THE abstention rate in the upcoming May 25 European Parliament elections will exceed 50 per cent in Cyprus, according to a poll commissioned by ANT1 TV released late on Thursday.

Less than half of the participants said that they will be voting (40.6 per cent) making this the lowest percentage recorded since Cyprus joined the EU in 2004.

The DISY-EVROKO ticket is expected to come in as the winner, with 24.9 per cent of the vote.
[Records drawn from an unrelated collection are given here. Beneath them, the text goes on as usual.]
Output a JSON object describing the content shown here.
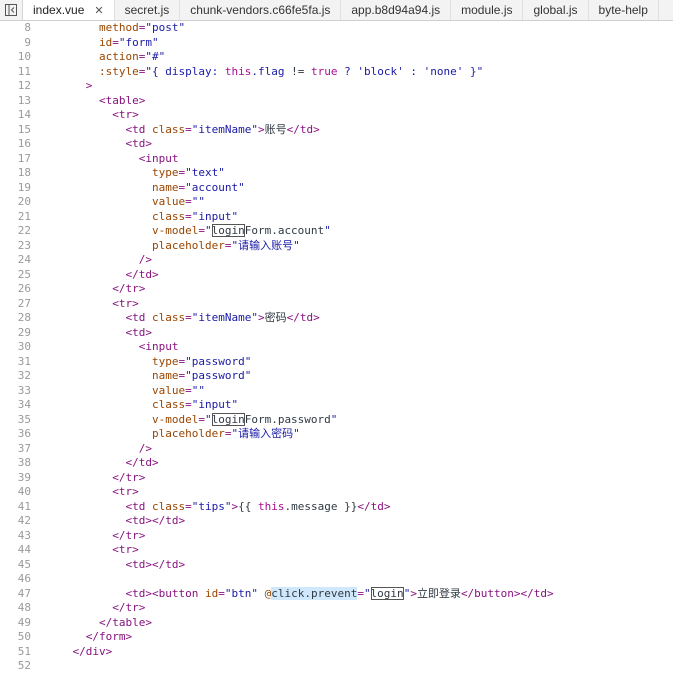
{
  "tabs": [
    {
      "label": "index.vue",
      "active": true,
      "closable": true
    },
    {
      "label": "secret.js"
    },
    {
      "label": "chunk-vendors.c66fe5fa.js"
    },
    {
      "label": "app.b8d94a94.js"
    },
    {
      "label": "module.js"
    },
    {
      "label": "global.js"
    },
    {
      "label": "byte-help"
    }
  ],
  "close_glyph": "✕",
  "lines": [
    {
      "n": "8",
      "segs": [
        [
          "",
          "        "
        ],
        [
          "attr",
          "method"
        ],
        [
          "tag",
          "="
        ],
        [
          "val",
          "\"post\""
        ]
      ]
    },
    {
      "n": "9",
      "segs": [
        [
          "",
          "        "
        ],
        [
          "attr",
          "id"
        ],
        [
          "tag",
          "="
        ],
        [
          "val",
          "\"form\""
        ]
      ]
    },
    {
      "n": "10",
      "segs": [
        [
          "",
          "        "
        ],
        [
          "attr",
          "action"
        ],
        [
          "tag",
          "="
        ],
        [
          "val",
          "\"#\""
        ]
      ]
    },
    {
      "n": "11",
      "segs": [
        [
          "",
          "        "
        ],
        [
          "attr",
          ":style"
        ],
        [
          "tag",
          "="
        ],
        [
          "val",
          "\"{ display: "
        ],
        [
          "kw",
          "this"
        ],
        [
          "val",
          ".flag "
        ],
        [
          "text",
          "!="
        ],
        [
          "val",
          " "
        ],
        [
          "kw",
          "true"
        ],
        [
          "val",
          " ? "
        ],
        [
          "val",
          "'block'"
        ],
        [
          "val",
          " : "
        ],
        [
          "val",
          "'none'"
        ],
        [
          "val",
          " }\""
        ]
      ]
    },
    {
      "n": "12",
      "segs": [
        [
          "",
          "      "
        ],
        [
          "tag",
          ">"
        ]
      ]
    },
    {
      "n": "13",
      "segs": [
        [
          "",
          "        "
        ],
        [
          "tag",
          "<table>"
        ]
      ]
    },
    {
      "n": "14",
      "segs": [
        [
          "",
          "          "
        ],
        [
          "tag",
          "<tr>"
        ]
      ]
    },
    {
      "n": "15",
      "segs": [
        [
          "",
          "            "
        ],
        [
          "tag",
          "<td "
        ],
        [
          "attr",
          "class"
        ],
        [
          "tag",
          "="
        ],
        [
          "val",
          "\"itemName\""
        ],
        [
          "tag",
          ">"
        ],
        [
          "text",
          "账号"
        ],
        [
          "tag",
          "</td>"
        ]
      ]
    },
    {
      "n": "16",
      "segs": [
        [
          "",
          "            "
        ],
        [
          "tag",
          "<td>"
        ]
      ]
    },
    {
      "n": "17",
      "segs": [
        [
          "",
          "              "
        ],
        [
          "tag",
          "<input"
        ]
      ]
    },
    {
      "n": "18",
      "segs": [
        [
          "",
          "                "
        ],
        [
          "attr",
          "type"
        ],
        [
          "tag",
          "="
        ],
        [
          "val",
          "\"text\""
        ]
      ]
    },
    {
      "n": "19",
      "segs": [
        [
          "",
          "                "
        ],
        [
          "attr",
          "name"
        ],
        [
          "tag",
          "="
        ],
        [
          "val",
          "\"account\""
        ]
      ]
    },
    {
      "n": "20",
      "segs": [
        [
          "",
          "                "
        ],
        [
          "attr",
          "value"
        ],
        [
          "tag",
          "="
        ],
        [
          "val",
          "\"\""
        ]
      ]
    },
    {
      "n": "21",
      "segs": [
        [
          "",
          "                "
        ],
        [
          "attr",
          "class"
        ],
        [
          "tag",
          "="
        ],
        [
          "val",
          "\"input\""
        ]
      ]
    },
    {
      "n": "22",
      "segs": [
        [
          "",
          "                "
        ],
        [
          "attr",
          "v-model"
        ],
        [
          "tag",
          "="
        ],
        [
          "val",
          "\""
        ],
        [
          "box",
          "login"
        ],
        [
          "text",
          "Form.account"
        ],
        [
          "val",
          "\""
        ]
      ]
    },
    {
      "n": "23",
      "segs": [
        [
          "",
          "                "
        ],
        [
          "attr",
          "placeholder"
        ],
        [
          "tag",
          "="
        ],
        [
          "val",
          "\"请输入账号\""
        ]
      ]
    },
    {
      "n": "24",
      "segs": [
        [
          "",
          "              "
        ],
        [
          "tag",
          "/>"
        ]
      ]
    },
    {
      "n": "25",
      "segs": [
        [
          "",
          "            "
        ],
        [
          "tag",
          "</td>"
        ]
      ]
    },
    {
      "n": "26",
      "segs": [
        [
          "",
          "          "
        ],
        [
          "tag",
          "</tr>"
        ]
      ]
    },
    {
      "n": "27",
      "segs": [
        [
          "",
          "          "
        ],
        [
          "tag",
          "<tr>"
        ]
      ]
    },
    {
      "n": "28",
      "segs": [
        [
          "",
          "            "
        ],
        [
          "tag",
          "<td "
        ],
        [
          "attr",
          "class"
        ],
        [
          "tag",
          "="
        ],
        [
          "val",
          "\"itemName\""
        ],
        [
          "tag",
          ">"
        ],
        [
          "text",
          "密码"
        ],
        [
          "tag",
          "</td>"
        ]
      ]
    },
    {
      "n": "29",
      "segs": [
        [
          "",
          "            "
        ],
        [
          "tag",
          "<td>"
        ]
      ]
    },
    {
      "n": "30",
      "segs": [
        [
          "",
          "              "
        ],
        [
          "tag",
          "<input"
        ]
      ]
    },
    {
      "n": "31",
      "segs": [
        [
          "",
          "                "
        ],
        [
          "attr",
          "type"
        ],
        [
          "tag",
          "="
        ],
        [
          "val",
          "\"password\""
        ]
      ]
    },
    {
      "n": "32",
      "segs": [
        [
          "",
          "                "
        ],
        [
          "attr",
          "name"
        ],
        [
          "tag",
          "="
        ],
        [
          "val",
          "\"password\""
        ]
      ]
    },
    {
      "n": "33",
      "segs": [
        [
          "",
          "                "
        ],
        [
          "attr",
          "value"
        ],
        [
          "tag",
          "="
        ],
        [
          "val",
          "\"\""
        ]
      ]
    },
    {
      "n": "34",
      "segs": [
        [
          "",
          "                "
        ],
        [
          "attr",
          "class"
        ],
        [
          "tag",
          "="
        ],
        [
          "val",
          "\"input\""
        ]
      ]
    },
    {
      "n": "35",
      "segs": [
        [
          "",
          "                "
        ],
        [
          "attr",
          "v-model"
        ],
        [
          "tag",
          "="
        ],
        [
          "val",
          "\""
        ],
        [
          "box",
          "login"
        ],
        [
          "text",
          "Form.password"
        ],
        [
          "val",
          "\""
        ]
      ]
    },
    {
      "n": "36",
      "segs": [
        [
          "",
          "                "
        ],
        [
          "attr",
          "placeholder"
        ],
        [
          "tag",
          "="
        ],
        [
          "val",
          "\"请输入密码\""
        ]
      ]
    },
    {
      "n": "37",
      "segs": [
        [
          "",
          "              "
        ],
        [
          "tag",
          "/>"
        ]
      ]
    },
    {
      "n": "38",
      "segs": [
        [
          "",
          "            "
        ],
        [
          "tag",
          "</td>"
        ]
      ]
    },
    {
      "n": "39",
      "segs": [
        [
          "",
          "          "
        ],
        [
          "tag",
          "</tr>"
        ]
      ]
    },
    {
      "n": "40",
      "segs": [
        [
          "",
          "          "
        ],
        [
          "tag",
          "<tr>"
        ]
      ]
    },
    {
      "n": "41",
      "segs": [
        [
          "",
          "            "
        ],
        [
          "tag",
          "<td "
        ],
        [
          "attr",
          "class"
        ],
        [
          "tag",
          "="
        ],
        [
          "val",
          "\"tips\""
        ],
        [
          "tag",
          ">"
        ],
        [
          "text",
          "{{ "
        ],
        [
          "kw",
          "this"
        ],
        [
          "text",
          ".message }}"
        ],
        [
          "tag",
          "</td>"
        ]
      ]
    },
    {
      "n": "42",
      "segs": [
        [
          "",
          "            "
        ],
        [
          "tag",
          "<td></td>"
        ]
      ]
    },
    {
      "n": "43",
      "segs": [
        [
          "",
          "          "
        ],
        [
          "tag",
          "</tr>"
        ]
      ]
    },
    {
      "n": "44",
      "segs": [
        [
          "",
          "          "
        ],
        [
          "tag",
          "<tr>"
        ]
      ]
    },
    {
      "n": "45",
      "segs": [
        [
          "",
          "            "
        ],
        [
          "tag",
          "<td></td>"
        ]
      ]
    },
    {
      "n": "46",
      "segs": [
        [
          "",
          ""
        ]
      ]
    },
    {
      "n": "47",
      "segs": [
        [
          "",
          "            "
        ],
        [
          "tag",
          "<td><button "
        ],
        [
          "attr",
          "id"
        ],
        [
          "tag",
          "="
        ],
        [
          "val",
          "\"btn\""
        ],
        [
          "tag",
          " "
        ],
        [
          "attr",
          "@"
        ],
        [
          "sel",
          "click.prevent"
        ],
        [
          "tag",
          "="
        ],
        [
          "val",
          "\""
        ],
        [
          "box",
          "login"
        ],
        [
          "val",
          "\""
        ],
        [
          "tag",
          ">"
        ],
        [
          "text",
          "立即登录"
        ],
        [
          "tag",
          "</button></td>"
        ]
      ]
    },
    {
      "n": "48",
      "segs": [
        [
          "",
          "          "
        ],
        [
          "tag",
          "</tr>"
        ]
      ]
    },
    {
      "n": "49",
      "segs": [
        [
          "",
          "        "
        ],
        [
          "tag",
          "</table>"
        ]
      ]
    },
    {
      "n": "50",
      "segs": [
        [
          "",
          "      "
        ],
        [
          "tag",
          "</form>"
        ]
      ]
    },
    {
      "n": "51",
      "segs": [
        [
          "",
          "    "
        ],
        [
          "tag",
          "</div>"
        ]
      ]
    },
    {
      "n": "52",
      "segs": [
        [
          "",
          ""
        ]
      ]
    }
  ]
}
In all polls commissioned for the euro elections up to now, the ruling party comes as the clear winner.

Main opposition party AKEL is expected second with 15.5 per cent, DIKO with 8.4 per cent, and the EDEK and Green Party coalition barely scraping together 4.5 per cent, barely ahead of the newly formed Citizen’s Alliance at 4.4 per cent.

Asked whether they were interested on the  euro elections, 36.2 per cent of those polled said: “Not at all”, while 25.4 answered “a little”, 21.3 said “yes” while only 17.3 per cent said they were “very interested”.

According to the ANT1 TV poll, young voters are amongst those least interested

Asked about their voting criteria, people cited the candidates’  stance on the Cyprus problem – especially among older voters – internal governance and party allegiances.

Only 7.2 per cent responded their vote depended on individual candidates and only 5.4 said their vote depends on party stance regarding EU issues.

Asked why they were not voting, 48.1 per cent of participants said they didn’t trust politicians, 16.5 per cent said that they were not interested in politics, 13.7 said it was because of the current situation the country was in and 11 per cent said that none of the candidates were worthwhile.

Asked to rank the problems they were concerned with, 52.4 per cent said the economy was their number one worry, while 23.7 per cent said they worried about unemployment and 10.2 per cent said they were concerned with the Cyprus problem and foreign policy.

The poll shows a rise in pessimism as 67 per cent said next year they thought the economy would be worse.

Despite the negativity, President Nicos Anastasiades approval ratings seem to have increased, with 64.1 per cent viewing him favourably, a 1.9 per cent increase since November 2013 when ANT1 commissioned a similar poll.